Criada com uma mentalidade urbana e com raízes no solo rural, Goiânia nasceu para reposicionar Goiás como capital, substituir a imagem de um estado atrasado e simbolizar o moderno, segundo historiadores. Nesta quinta-feira (24), ao completar 91 anos, a cidade exala versatilidade. Nas ruas, a simplicidade acolhedora dos goianienses se complementa com o luxo ostentação que destaca a capital nacionalmente. “Goiânia é uma capital que mescla o urbano com o rural, o campo com a cidade, a tradição com a modernidade, o nacional com o regional, o sertão com o litoral. O habitante da cidade tem uma conexão muito forte com essas duas dimensões”, explicou o historiador Nasr Fayad Chaul. A identidade do goianiense reflete bem a fusão entre tradição e modernidade, muitas vezes impulsionada pelo agronegócio.
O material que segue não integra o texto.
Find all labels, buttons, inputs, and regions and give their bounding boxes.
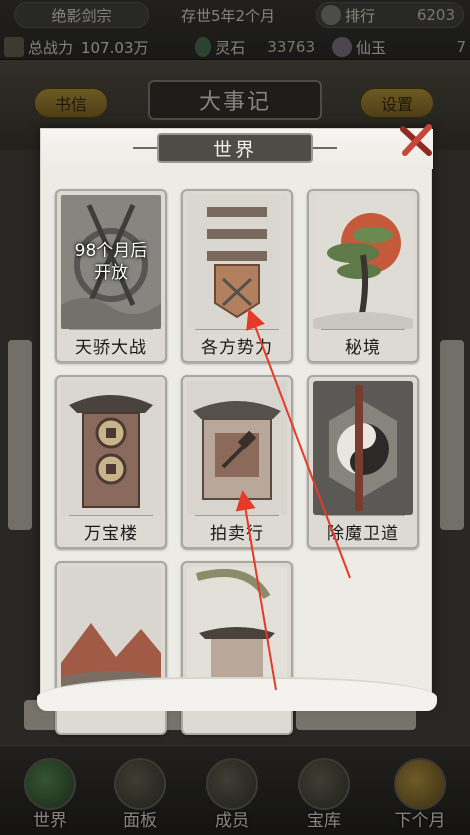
modal-cloud-bottom xyxy=(37,677,437,711)
card-label: 各方势力 xyxy=(187,329,287,359)
unlock-countdown: 98个月后 开放 xyxy=(74,241,148,283)
card-secret-realm[interactable]: 秘境 xyxy=(307,189,419,363)
modal-title: 世界 xyxy=(133,133,337,163)
card-auction-house[interactable]: 拍卖行 xyxy=(181,375,293,549)
card-demon-slaying[interactable]: 除魔卫道 xyxy=(307,375,419,549)
card-tianjiao-battle[interactable]: 98个月后 开放 天骄大战 xyxy=(55,189,167,363)
card-label: 天骄大战 xyxy=(61,329,161,359)
locked-overlay: 98个月后 开放 xyxy=(61,195,161,329)
demon-slaying-art xyxy=(313,381,413,515)
card-factions[interactable]: 各方势力 xyxy=(181,189,293,363)
treasure-house-art xyxy=(61,381,161,515)
auction-house-art xyxy=(187,381,287,515)
factions-art xyxy=(187,195,287,329)
card-label: 万宝楼 xyxy=(61,515,161,545)
card-treasure-house[interactable]: 万宝楼 xyxy=(55,375,167,549)
close-icon xyxy=(400,124,432,156)
close-button[interactable] xyxy=(399,123,435,159)
secret-realm-art xyxy=(313,195,413,329)
card-label: 除魔卫道 xyxy=(313,515,413,545)
card-label: 拍卖行 xyxy=(187,515,287,545)
card-label: 秘境 xyxy=(313,329,413,359)
world-modal: 世界 98个月后 开放 天骄大战 各方势力 秘境 万宝楼 拍卖行 除魔卫道 xyxy=(37,124,437,735)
De um lado, há listas de espera para a compra de carros de luxo, joias e mansões; de outro, famílias que mantêm tradições, como as pamonhadas, e se reúnem para prosear na porta de casa no fim da tarde. Nesta reportagem, mergulhe na versatilidade da capital e conheça a quase centenária Goiânia.

Criada para desconstruir
Goiânia foi projetada por Pedro Ludovico na década de 1930 para integrar Goiás ao projeto nacionalista do governo Vargas. Para o historiador Nasr Fayad Chaul, a capital foi criada para contrastar com a antiga capital, cidade de Goiás, que era dominada pelo coronelismo e vista como isolada e atrasada. Pedro Ludovico, então, usou seu conhecimento para desconstruir essa imagem, trazendo uma nova goianidade que se opunha ao processo histórico e à visão negativa do estado. Inaugurada em 1942, Goiânia incorporou influências culturais francesas e britânicas, adotando o estilo Art Déco, com avenidas que convergiam para o centro de poder, refletindo o Estado Novo, segundo Chaul. 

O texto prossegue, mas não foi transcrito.